Interwell Simulation Model for the Advection Dispersion Equation (ISADE)

TL;DR

The paper introduces ISADE, a computationally efficient interwell simulation model for predicting contaminant concentrations in porous media, using historical data to estimate key parameters and accurately forecast well observations.

Contribution

The novel ISADE model simplifies contaminant transport simulation by dividing the aquifer into 1D pairs and estimating unknowns from data, improving efficiency and adaptability.

Findings

Accurately predicts contaminant concentrations at wells.

Handles changes in input parameters effectively.
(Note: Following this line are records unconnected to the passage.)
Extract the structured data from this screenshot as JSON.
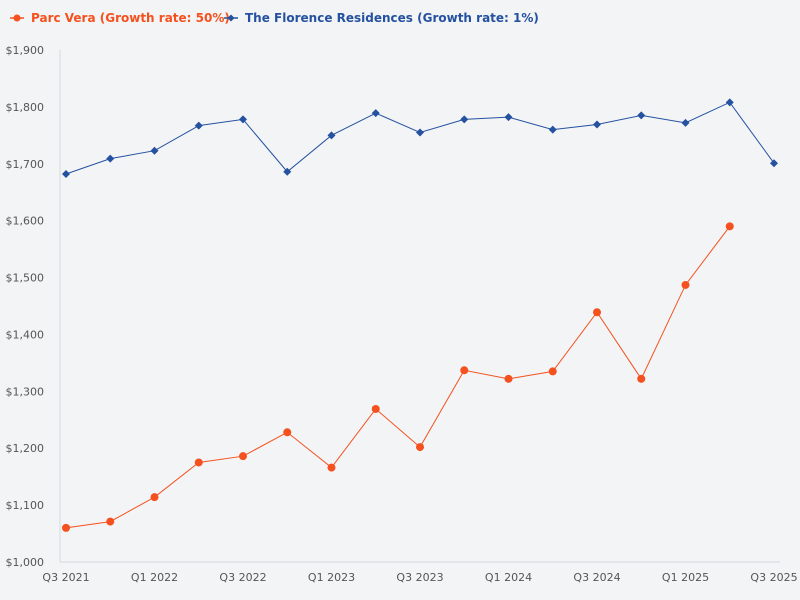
{
  "chart_data": {
    "type": "line",
    "title": "",
    "xlabel": "",
    "ylabel": "",
    "ylim": [
      1000,
      1900
    ],
    "yticks": [
      "$1,000",
      "$1,100",
      "$1,200",
      "$1,300",
      "$1,400",
      "$1,500",
      "$1,600",
      "$1,700",
      "$1,800",
      "$1,900"
    ],
    "xtick_labels": [
      "Q3 2021",
      "Q1 2022",
      "Q3 2022",
      "Q1 2023",
      "Q3 2023",
      "Q1 2024",
      "Q3 2024",
      "Q1 2025",
      "Q3 2025"
    ],
    "categories": [
      "Q3 2021",
      "Q4 2021",
      "Q1 2022",
      "Q2 2022",
      "Q3 2022",
      "Q4 2022",
      "Q1 2023",
      "Q2 2023",
      "Q3 2023",
      "Q4 2023",
      "Q1 2024",
      "Q2 2024",
      "Q3 2024",
      "Q4 2024",
      "Q1 2025",
      "Q2 2025",
      "Q3 2025"
    ],
    "legend_position": "top-left",
    "series": [
      {
        "name": "Parc Vera (Growth rate: 50%)",
        "color": "#f4511e",
        "marker": "circle",
        "values": [
          1060,
          1071,
          1114,
          1175,
          1186,
          1228,
          1166,
          1269,
          1202,
          1337,
          1322,
          1335,
          1439,
          1322,
          1487,
          1590,
          null
        ]
      },
      {
        "name": "The Florence Residences (Growth rate: 1%)",
        "color": "#2451a0",
        "marker": "diamond",
        "values": [
          1682,
          1709,
          1723,
          1767,
          1778,
          1686,
          1750,
          1789,
          1755,
          1778,
          1782,
          1760,
          1769,
          1785,
          1772,
          1808,
          1701
        ]
      }
    ]
  }
}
Demonstrated success across five case studies.

Abstract

Contaminant transport in porous media is often modeled by solving the Advection Dispersion Equation (ADE) which describes the way the contaminant moves within the bulk fluid as well as the movement of the contaminant due to the bulk movement of the fluid phase. The simulation of contaminant transport can however prove to be computationally expensive especially if the porous medium is discretized into high-resolution grid blocks. We propose an interwell simulation model for advection dispersion equations (ISADE) to predict the concentration of contaminant observed at the pumping well. This method comprises of two main steps. Initially, the model divides the aquifer or reservoir into a series of 1D injector-producer pairs and uses the historical contaminant observation data to estimate five major unknowns in each of these control volumes: the interwell connectivity, the pore volume, the volumetric flowrate at the grid face, the dispersion coefficient, and the number of grids in each control volume. Finally, once the history matching process is complete, the estimated variables are used to predict the concentration of contaminant observed at the wells. Five example cases were studied and the results show that the ISADE model was able to predict with reasonable accuracy the concentration of contaminant observed. Furthermore, the model can easily handle changes in input parameters such as the concentration of contaminants released in the aquifer, and the injection and production rates.